A new opportunity
Near-field communication (NFC) has become a game-changer by opening new opportunities for safe data exchange at close range. Emily Newton highlights some fascinating potential applications of NFC technology in retail, beginning with streamlined payments
Most people have their smartphones within an arm’s reach throughout the day. Ever since gadget manufacturers began making them with NFC capabilities, consumers have excitedly embraced ways to pay that don’t require reaching for cash or a card.
Data published by MasterCard indicates that almost 90 percent of in-person global transactions1 occur at merchants that offer contactless technologies. Another finding from the study was that 84 percent of consumers want to pay when and how they prefer. NFC technology makes that possible.
Although many NFC payments happen via smartphones, Starbucks took another approach. The coffee brand released a pen preloaded with funds2 people can use to pay for drinks or other merchandise. Before that, Starbucks created an NFC-enabled handbag that people could win through a lottery drawing.
NFC technology also supports merchants that want to roll out contact-free payments with limited existing infrastructure. For example, one offering lets Romanian shopkeepers convert their smartphones or tablets3 into point-of-sale (POS) readers with a software-based solution.
NFC tags help retailers analyze how customers use products
Getting products into customers’ hands is only half the battle in retail. It’s also necessary to effectively manage the reverse logistics processes stemming from customers returning items and requesting refunds. Statistics show that approximately $1 million in returns can cause a $500,000 reduction in potential profitability4.
Retailers must also often set aside dedicated space for returns and hire more people to process the goods. Those are some of the reasons why many stores allow customers to keep unwanted products rather than sending them back. However, using NFC technology in retail could give brands better insights into product usage, including the possible reasons for returns.
In one instance, an outdoor goods retailer embedded NFC tags directly into water skis and wakeboards5 before selling them. Brand representatives can also make them display multiple capabilities. Besides showing customer usage statistics, these NFC innovations could tell customers about local offers or provide sales representatives with customized messaging that steers in-person shopper interactions.
NFC technology can curb counterfeiting
Amazon has had a major influence in pushing other commerce brands to step up supply chain resilience efforts. For example, it utilizes third parties along the supply chain6 to speed order fulfillment. The company also lets third-party sellers engage with customers through its Marketplace. However, interactions with outside entities raise the risk of counterfeiting.
Amazon recently published an extensive report about its activities to address counterfeit products and protect purchasers. For example, the company detected, seized, and destroyed more than two million products7 that ended up in distribution centers before they reached customers. This concentrated effort against counterfeiting has received a more than $700 million investment so far.
News of this project does not specifically mention near-field communication. However, earlier coverage elsewhere highlighted the potential for NFC tags to reduce fake product issues. A whitepaper published by chip manufacturer ST Microelectronics discussed how some versions feature digital signatures that verify8 the authenticity of goods passing through each part of the supply chain.
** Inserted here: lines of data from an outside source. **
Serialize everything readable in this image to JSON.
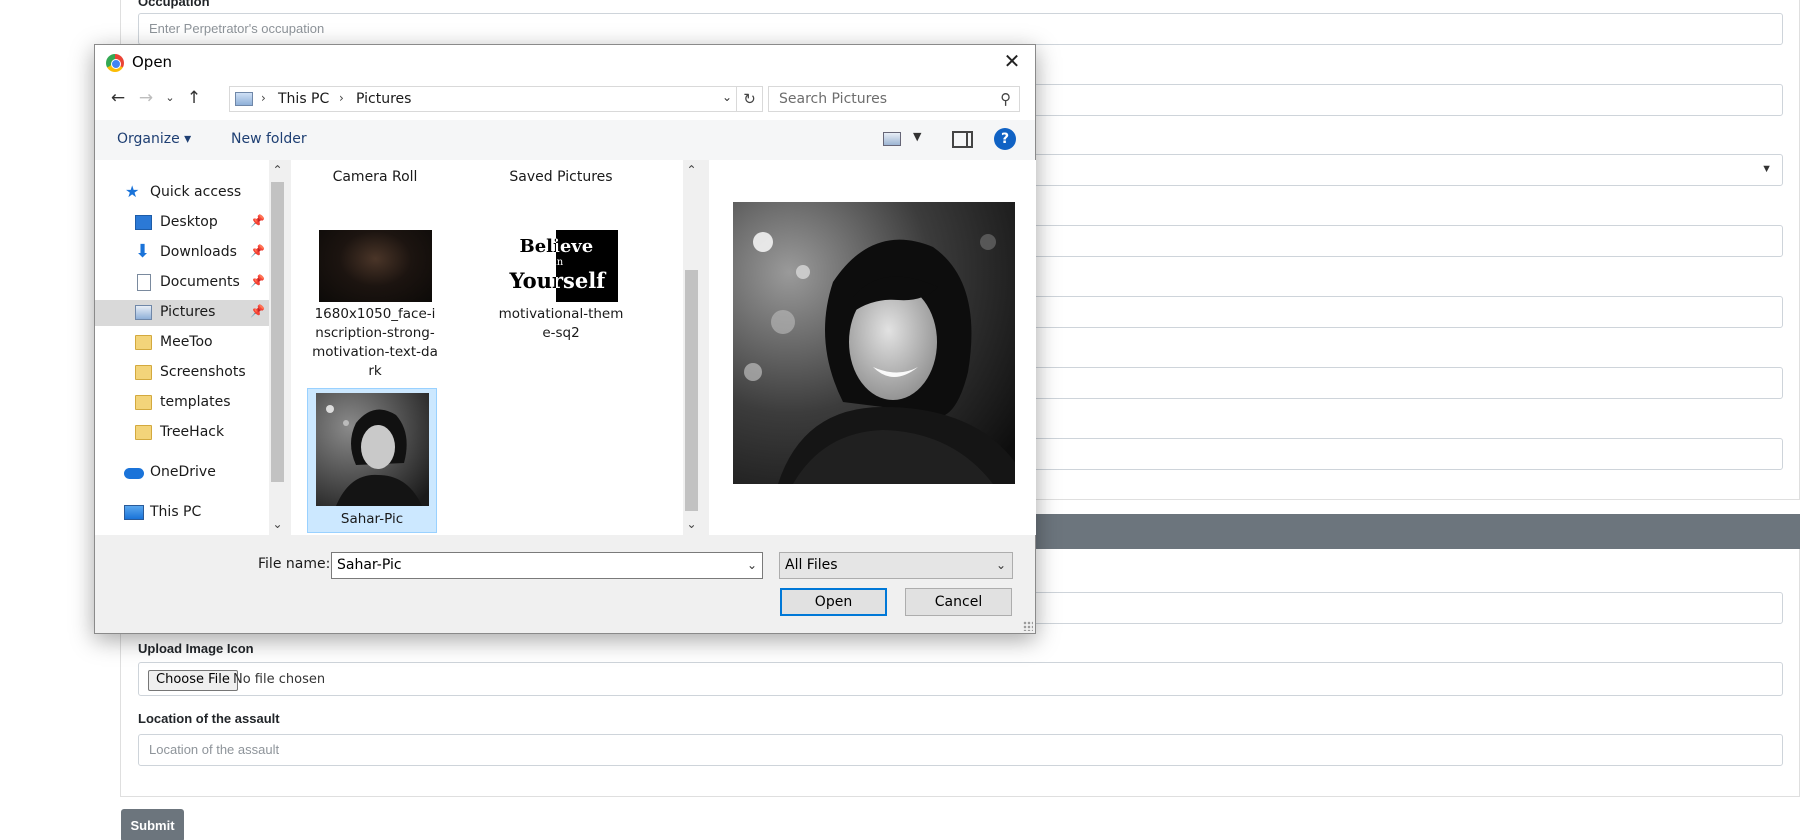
{
  "form": {
    "occupation_label": "Occupation",
    "occupation_placeholder": "Enter Perpetrator's occupation",
    "upload_label": "Upload Image Icon",
    "choose_file": "Choose File",
    "no_file": "No file chosen",
    "location_label": "Location of the assault",
    "location_placeholder": "Location of the assault",
    "submit": "Submit"
  },
  "dialog": {
    "title": "Open",
    "breadcrumbs": [
      "This PC",
      "Pictures"
    ],
    "search_placeholder": "Search Pictures",
    "toolbar": {
      "organize": "Organize ▾",
      "new_folder": "New folder"
    },
    "nav_items": [
      {
        "label": "Quick access",
        "icon": "star-icon",
        "pinned": false
      },
      {
        "label": "Desktop",
        "icon": "desktop-icon",
        "pinned": true
      },
      {
        "label": "Downloads",
        "icon": "download-icon",
        "pinned": true
      },
      {
        "label": "Documents",
        "icon": "document-icon",
        "pinned": true
      },
      {
        "label": "Pictures",
        "icon": "pictures-icon",
        "pinned": true,
        "selected": true
      },
      {
        "label": "MeeToo",
        "icon": "folder-icon"
      },
      {
        "label": "Screenshots",
        "icon": "folder-icon"
      },
      {
        "label": "templates",
        "icon": "folder-icon"
      },
      {
        "label": "TreeHack",
        "icon": "folder-icon"
      },
      {
        "label": "OneDrive",
        "icon": "cloud-icon"
      },
      {
        "label": "This PC",
        "icon": "computer-icon"
      }
    ],
    "folders": [
      "Camera Roll",
      "Saved Pictures"
    ],
    "files": [
      {
        "name": "1680x1050_face-inscription-strong-motivation-text-dark"
      },
      {
        "name": "motivational-theme-sq2",
        "thumb_text": [
          "Believe",
          "in",
          "Yourself"
        ]
      },
      {
        "name": "Sahar-Pic",
        "selected": true
      }
    ],
    "file_name_label": "File name:",
    "file_name_value": "Sahar-Pic",
    "file_type": "All Files",
    "open_button": "Open",
    "cancel_button": "Cancel"
  }
}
Using NFC technology in retail could encourage customer transactions
Retailers make ongoing efforts to urge people to increase their transaction sizes during visits. Succeeding in that aim could increase profitability and show people that their favorite brands are well-equipped to meet their needs. Some retail brands use NFC technology to help customers get more acquainted with offerings.
For example, Apple is reportedly working on a plan involving NFC tags that give people targeted notifications9 while in the brand’s retail outlets. More specifically, it highlights offerings on services such as Apple TV+ and Apple Music. However, the NFC tech would not merely encourage people to launch those apps. Instead, it would recommend content from those Apple services. Those alerts could get more people interested in signing up for Apple subscription products they can enjoy on new devices.
In another case, Dutch clothing brand G-Star RAW launched a campaign where people can use their phones to scan NFC tags and learn more about garments10 showcased in window displays. Passersby can get details about sizes, colors, and prices. Even better, the data shown on their phones includes inventory data for the products in the store or on the brand’s website. Getting information like that could turn people’s spontaneous interest into purchases.
Applying NFC technology in retail can ease pain points
These examples show why retailers should strongly consider using NFC technology to address known challenges. Doing so can pay off for everyone involved. For example, tag data can help retailers increase customer satisfaction and purchase frequency. Then, shoppers are more likely to choose those stores for current and future needs.
Making the most of NFC technology requires interested retailers to determine the biggest challenges they hope to overcome. Then, they can see which NFC solutions exist and explore the most effective ways to implement them for maximum adoption.
Emily Newton is the Editor-in-Chief of Revolutionized, an online magazine exploring how technology is changing our world.